Closed drone1 closed 5 years ago
@drone1 I found this in the test directory: https://github.com/75lb/command-line-args/blob/master/test/stop-at-first-unknown.js
const optionDefinitions = [
{ name: 'one', type: Boolean },
{ name: 'two', type: Boolean }
]
const argv = [ '--one', 'a', '--two' ]
const result = commandLineArgs(optionDefinitions, { argv, partial: true })
Use the { partial: true }, parameter on the init, then the problem is solved.
Hi @ymfHU – looks like this code is to stop at the first unknown argument. This is not what I'm looking for.
I was hoping for something that would stop if a given option is not specified. So you'd need to be able to flag on a per-option level, like I've marked with * below:
const OPTION_DEFINITIONS = [
{
name: 'file',
type: String,
multiple: false,
description: `Input file`,
typeLabel: '<file>',
optional: true, // * – not required
},
{
name: 'mongo_db_name',
type: String,
multiple: false,
description: `Mongo database name`,
typeLabel: '<file>',
optional: false, // * – required – commandLineArgs() should fail is this is missing
},
];
It'd be nice to have this feature but I did implement it myself in my app like this:
['file', 'mongo_db_name']
.forEach(argName => {
const v = options[argName];
if (!v || !v.length) {
err(`Missing --${argName} argument.`);
}
})
function quit(code) {
process.exit(code || 0);
}
function err(s) {
console.error(`\x1b[31mError: ${s}\x1b[37m`);
quit(1);
}
sorry for the slow reply.. there's a simple example how to do validation and an explanation why it's no longer built into the library in the wiki
sorry for the slow reply.. there's a simple example how to do validation and an explanation why it's no longer built into the library in the wiki
Aha!
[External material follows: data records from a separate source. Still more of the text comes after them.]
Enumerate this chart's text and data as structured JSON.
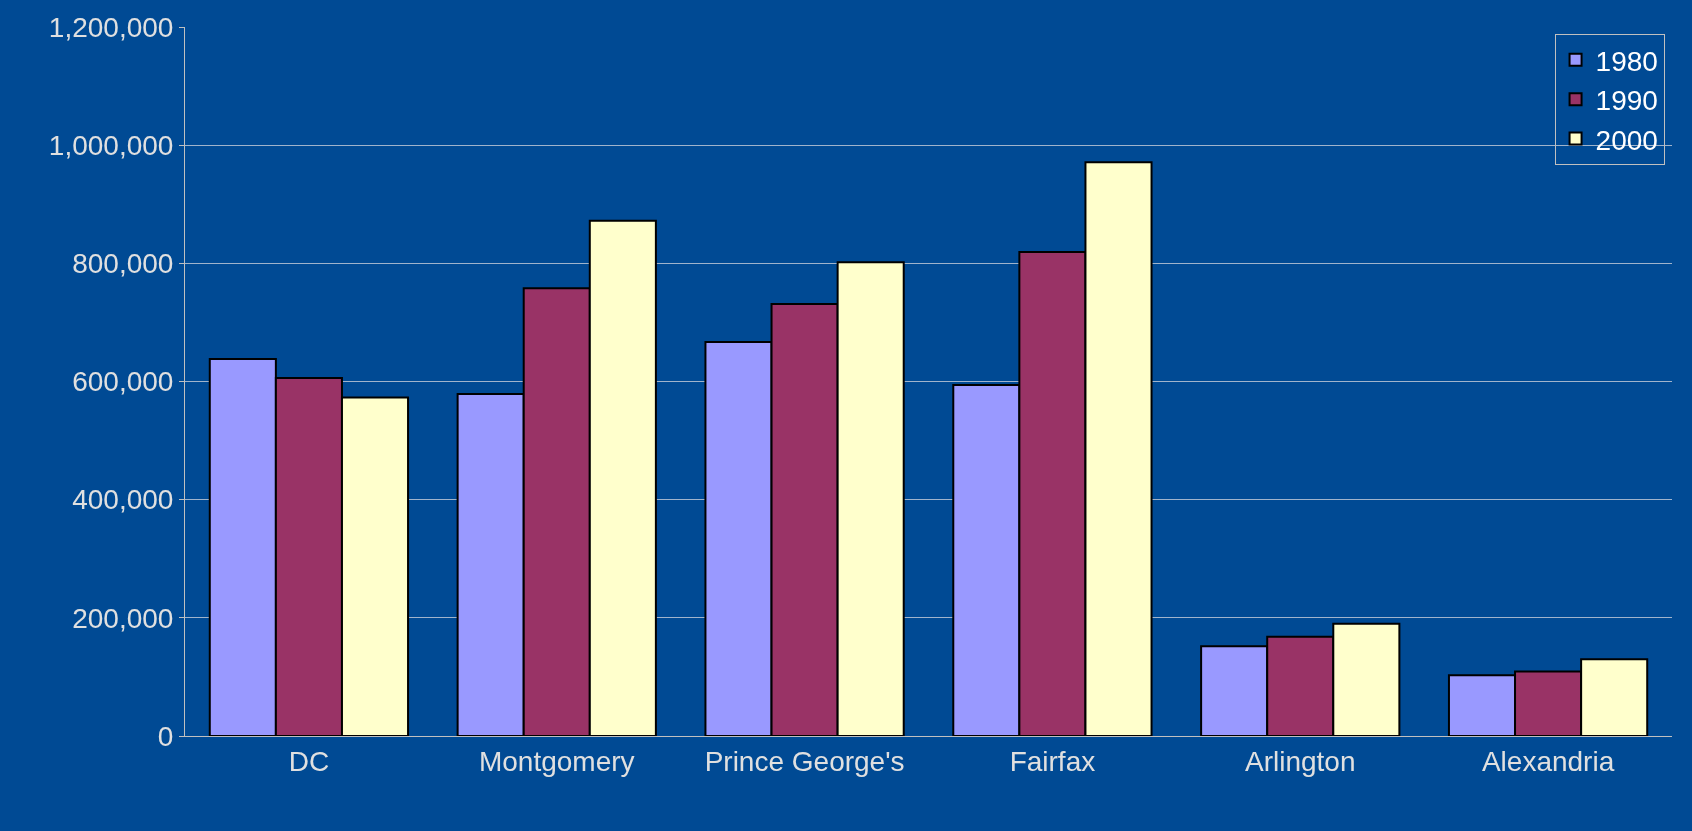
{
  "chart_data": {
    "type": "bar",
    "categories": [
      "DC",
      "Montgomery",
      "Prince George's",
      "Fairfax",
      "Arlington",
      "Alexandria"
    ],
    "series": [
      {
        "name": "1980",
        "color": "#9999ff",
        "values": [
          638000,
          579000,
          667000,
          594000,
          152000,
          103000
        ]
      },
      {
        "name": "1990",
        "color": "#993366",
        "values": [
          606000,
          758000,
          731000,
          819000,
          168000,
          109000
        ]
      },
      {
        "name": "2000",
        "color": "#ffffcc",
        "values": [
          573000,
          872000,
          802000,
          971000,
          190000,
          130000
        ]
      }
    ],
    "ylim": [
      0,
      1200000
    ],
    "yticks": [
      0,
      {
        "value": 200000,
        "label": "200,000"
      },
      {
        "value": 400000,
        "label": "400,000"
      },
      {
        "value": 600000,
        "label": "600,000"
      },
      {
        "value": 800000,
        "label": "800,000"
      },
      {
        "value": 1000000,
        "label": "1,000,000"
      },
      {
        "value": 1200000,
        "label": "1,200,000"
      }
    ],
    "grid": "y",
    "legend": "top right"
  }
}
No worries, thanks a lot.
I agree with the principle of something doing a single task and doing it well. Is there a plan to write an additional package to handle validation? If not I will create one.
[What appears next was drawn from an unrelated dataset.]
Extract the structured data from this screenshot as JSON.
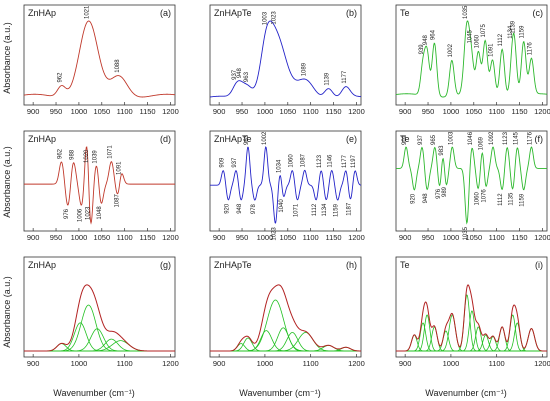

@JordanShurmer the reason validation was taken out of the library was because people had varying opinions of how it should be done.. so yeah, i recommend writing your own library.. I'll be happy to review it if that helps.
Seems like a boilerplate feature to throw an exception if a required argument isn't present, but I can't find anything on the wiki suggesting this is currently implemented. Did I miss it? Thanks.